For all you teachers out there, taking a class vote can be hard sometimes. Keeping a tally of all the different hands that go up can be difficult, on top of some people who put their hand up and down. To counter that problem, I've created a basic voting machine. This voting machine allows for two different teams (Red and Blue) to press a button and vote. When they vote,they will get an audible tone (through our buzzer) to confirm their vote has been cast. Then, you will see their vote show up on the LCD screen. The color of the screen indicates which team is currently in the lead.
Step 1: Supplies
We'll use quite a few Grove components from SeeedStudio. The Grove - Starter Kit for Arduino will help us out immensely, so if you haven't picked one up yet, I would highly recommend you do so. Otherwise, we'll just need a few items from a standard electronics kit.
- LinkIT ONE
- Grove Base Shield
- Grove LCD RGB Backlight
- Grove Buzzer
- Push Buttons(2x)
- 10k ohm resistors (2x)
- Jumper Wires
- Breadboard (for prototyping)
Step 2: Hook Up Your Grove Sensors
First, lets get all of our Grove Sensors attached (since that is the easiest).

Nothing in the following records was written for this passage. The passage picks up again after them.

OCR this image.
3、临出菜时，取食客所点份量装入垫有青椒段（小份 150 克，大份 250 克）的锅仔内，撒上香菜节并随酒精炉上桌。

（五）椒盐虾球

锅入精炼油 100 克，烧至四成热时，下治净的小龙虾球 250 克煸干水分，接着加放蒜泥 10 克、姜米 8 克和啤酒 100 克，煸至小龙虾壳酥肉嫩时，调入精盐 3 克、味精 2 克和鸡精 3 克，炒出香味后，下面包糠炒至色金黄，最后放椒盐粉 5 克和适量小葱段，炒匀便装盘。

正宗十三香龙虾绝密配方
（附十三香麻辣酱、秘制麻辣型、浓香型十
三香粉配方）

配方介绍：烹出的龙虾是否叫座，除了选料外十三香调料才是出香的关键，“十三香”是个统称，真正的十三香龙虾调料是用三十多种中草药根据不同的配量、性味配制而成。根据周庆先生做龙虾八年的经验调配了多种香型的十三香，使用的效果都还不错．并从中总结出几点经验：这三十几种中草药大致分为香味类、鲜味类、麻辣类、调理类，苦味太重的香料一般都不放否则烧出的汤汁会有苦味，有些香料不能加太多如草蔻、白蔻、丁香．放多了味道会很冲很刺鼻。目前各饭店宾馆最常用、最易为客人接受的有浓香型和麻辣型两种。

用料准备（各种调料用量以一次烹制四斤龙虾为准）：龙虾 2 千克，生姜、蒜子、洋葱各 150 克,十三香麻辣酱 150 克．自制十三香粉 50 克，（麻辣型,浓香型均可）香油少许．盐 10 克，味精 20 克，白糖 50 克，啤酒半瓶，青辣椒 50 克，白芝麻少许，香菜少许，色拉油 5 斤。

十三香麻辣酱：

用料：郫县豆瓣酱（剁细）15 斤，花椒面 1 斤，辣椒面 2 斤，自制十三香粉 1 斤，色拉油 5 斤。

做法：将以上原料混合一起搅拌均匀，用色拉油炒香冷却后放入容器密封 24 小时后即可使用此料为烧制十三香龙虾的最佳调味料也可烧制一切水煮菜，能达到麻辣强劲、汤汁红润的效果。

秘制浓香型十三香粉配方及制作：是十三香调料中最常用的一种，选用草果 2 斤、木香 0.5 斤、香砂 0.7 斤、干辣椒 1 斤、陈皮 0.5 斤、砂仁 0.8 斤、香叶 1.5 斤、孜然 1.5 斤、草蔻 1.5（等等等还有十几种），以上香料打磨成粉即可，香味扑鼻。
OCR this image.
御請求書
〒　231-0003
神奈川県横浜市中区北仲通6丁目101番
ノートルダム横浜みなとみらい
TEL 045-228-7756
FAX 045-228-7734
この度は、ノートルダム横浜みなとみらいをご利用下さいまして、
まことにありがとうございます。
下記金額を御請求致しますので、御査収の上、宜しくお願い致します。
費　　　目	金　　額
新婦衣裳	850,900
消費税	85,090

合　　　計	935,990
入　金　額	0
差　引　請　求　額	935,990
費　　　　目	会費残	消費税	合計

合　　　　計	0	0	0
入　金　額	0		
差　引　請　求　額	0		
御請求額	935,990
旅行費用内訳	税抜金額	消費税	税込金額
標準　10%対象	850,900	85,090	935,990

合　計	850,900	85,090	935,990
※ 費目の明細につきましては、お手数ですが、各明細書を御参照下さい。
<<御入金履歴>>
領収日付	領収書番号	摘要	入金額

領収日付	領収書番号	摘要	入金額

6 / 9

The Grove Base Shield is relatively simple to attach. You simply line up the pins and push them in together. It can be a bit of a snug fit sometimes, so be careful to line it up correctly.
Then you'll want to connect the RGB LCD and Buzzer. The RGB LCD can connect to any I2C slot. Look at the picture above for a reference of where I plugged mine in.
Then, plug in the buzzer into one of the Analog slots (any slot that starts with A). I plugged mine into D6, so if you plug it into something different, make sure you modify the code later to reflect that.
Step 3: Hooking Up Your Button Circuit
Next, let's put together our button circuit. This is a fairly simple circuit involving a button and pull-down resistor.
When our pushbutton is open (AKA, it isn't pressed) there will be no connection through the circuit so the pin will simply be connected to ground (this is through our pull down resistor). When we push it in, the button is closed, and it makes a connection across the legs. This connects the pin to our 5 volts and produces a HIGH signal. This is what we will look for in our logic: a high signal.
Step 4: Deploying the Code and Logic
Finally, we will want to deploy our code to the LinkIT ONE to add some logic that ties everything together. Our logic path goes something like this:
- If a button is pressed, increment that team's votes that the button is tied too.
- Make the buzzer give a tiny buzz to confirm to the voter that their vote was cast.
- Then, we calculate which team has the lead. Turn the background of our LCD to that team's color
- If the team's votes are tied, let's turn on both colors!
Download this code file and deploy it to your device! Feel free to change any of the team's names to suit your needs!
Step 5: Deployment
You did it! You now have a fully working voting machine! When a certain team is in the lead, you should see the LCD change color to reflect that.
Hopefully this has given you a solid project with the LinkIT ONE and made the voting process a little more automated! Good luck!